I'd have been better off if the dashboard had a watermark on every chart that read "derived view, not source of truth." I might still add it.

4. The nine percent that survives is the most useful number.

The headline AEGIS benchmark drops attack-success from 82 % under a permissive baseline to 9 % under the layered defense. The interesting work happens in that 9 %.

It would have been easy to spend the back half of the project tightening the threshold or expanding the keyword list to push 9 % down to 6 %. That would have been incremental work on the layers I already had. The trace told a different story.
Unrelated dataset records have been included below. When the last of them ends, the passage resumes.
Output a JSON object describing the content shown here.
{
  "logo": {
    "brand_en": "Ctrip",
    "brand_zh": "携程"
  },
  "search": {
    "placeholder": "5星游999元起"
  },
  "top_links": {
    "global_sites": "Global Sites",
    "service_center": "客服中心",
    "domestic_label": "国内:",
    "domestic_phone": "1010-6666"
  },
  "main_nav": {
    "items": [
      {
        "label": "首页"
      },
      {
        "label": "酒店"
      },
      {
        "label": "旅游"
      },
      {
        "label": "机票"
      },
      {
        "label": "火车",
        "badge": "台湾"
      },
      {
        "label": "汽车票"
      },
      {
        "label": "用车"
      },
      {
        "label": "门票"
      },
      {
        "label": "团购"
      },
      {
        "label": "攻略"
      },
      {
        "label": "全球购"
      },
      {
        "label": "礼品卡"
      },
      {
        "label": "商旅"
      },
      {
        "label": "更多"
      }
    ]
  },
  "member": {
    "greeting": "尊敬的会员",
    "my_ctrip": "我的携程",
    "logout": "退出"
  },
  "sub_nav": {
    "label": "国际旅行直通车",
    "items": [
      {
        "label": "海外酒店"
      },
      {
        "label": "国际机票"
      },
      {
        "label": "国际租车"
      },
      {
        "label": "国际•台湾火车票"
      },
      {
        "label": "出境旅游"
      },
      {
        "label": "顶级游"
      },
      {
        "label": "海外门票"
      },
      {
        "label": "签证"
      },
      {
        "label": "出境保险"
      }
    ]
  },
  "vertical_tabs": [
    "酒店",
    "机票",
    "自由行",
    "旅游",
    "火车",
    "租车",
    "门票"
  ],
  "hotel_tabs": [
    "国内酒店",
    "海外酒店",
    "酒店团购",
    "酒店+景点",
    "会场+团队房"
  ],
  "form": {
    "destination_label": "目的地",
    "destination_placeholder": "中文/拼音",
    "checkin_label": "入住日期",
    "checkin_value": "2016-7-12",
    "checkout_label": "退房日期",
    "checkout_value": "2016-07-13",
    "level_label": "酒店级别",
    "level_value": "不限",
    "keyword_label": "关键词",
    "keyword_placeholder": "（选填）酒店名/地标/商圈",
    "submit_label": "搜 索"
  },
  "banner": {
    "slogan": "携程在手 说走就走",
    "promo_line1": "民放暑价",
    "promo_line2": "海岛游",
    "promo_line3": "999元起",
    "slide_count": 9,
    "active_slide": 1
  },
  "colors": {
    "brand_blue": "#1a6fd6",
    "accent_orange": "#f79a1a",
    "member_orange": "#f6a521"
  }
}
The 9 % wasn't a marginally-tougher version of the 23 %. It was a structurally different population — payloads constructed from benign-looking primitives, encoded to evade n-gram matching, and adversarial prompts that exploited the threshold itself by sitting just below it.

The lesson: the residual after a defense isn't a smaller version of the same threat. It's a different threat. Optimising the existing layers further only catches more of the things you were already catching. The next round of work has to be a different layer entirely. The 9 % is what tells you which layer.

This shows up in production security work too. The vulnerabilities your scanner finds are never the vulnerabilities your scanner is going to keep missing.

5. Hold the LLM integration.

Plugging a real LLM into AEGIS was the obvious next step from week one. I deliberately didn't.

The reason was epistemic hygiene. As soon as a real LLM is in the loop, every disagreement between two runs has two possible explanations: the guard layer changed, or the model did. With both moving simultaneously you can't isolate either. The deterministic demo runner sounds like a placeholder. It's actually a discipline — it forced me to validate that the engine logic, the corpus, the scoring pipeline, and the trace format were all stable on their own terms before I added the source of variance everyone in the field already accepts as unavoidable.

By the time the live-LLM adapter goes in (it will, soon), the metrics will gain a model-version axis on top of an apparatus that's already been argued with and trusted. That's a much better starting position than building both at once and trying to tell them apart afterwards.

General form of the lesson: add a source of variance only after you've stabilised everything that didn't need to vary.

6. Property-based fuzzing surfaces what unit tests can't.

Each guard layer in AEGIS is exercised by Hypothesis with generated payloads. Hypothesis surfaced edge cases the unit tests would never have hit: Unicode normalisation differences between input and corpus, regex catastrophic backtracking on adversarial inputs, threshold instabilities at the boundary where a similarity score sits two epsilons away from the cutoff and small perturbations flip the decision.

None of those were in any test plan I wrote. They couldn't be — I didn't know they existed. The fuzzer found them by being more imaginative about input space than I was.

What I underestimated about property-based testing isn't that it finds bugs. The literature is full of that claim. What I underestimated is that each fuzzer finding becomes a permanent regression test. Hypothesis writes the failing input out as a deterministic seed, you commit it, and it runs forever. The fuzzer is a long-term net under the project, not a one-time scan.

If I were starting AEGIS today, the property tests would go in on day one, not at the point where I had something to test.

What I'd do differently

One thing, mainly: I'd document the design decisions in the repo as the project went, instead of writing them up at the end. By the time I was assembling the case study a lot of the reasoning had already faded into "of course it's like that". The most useful artefact for a future maintainer — including a future me — is the chain of small choices that weren't obvious at the time. I lost most of that reasoning by deferring the writing.

Everything else I'd do the same way.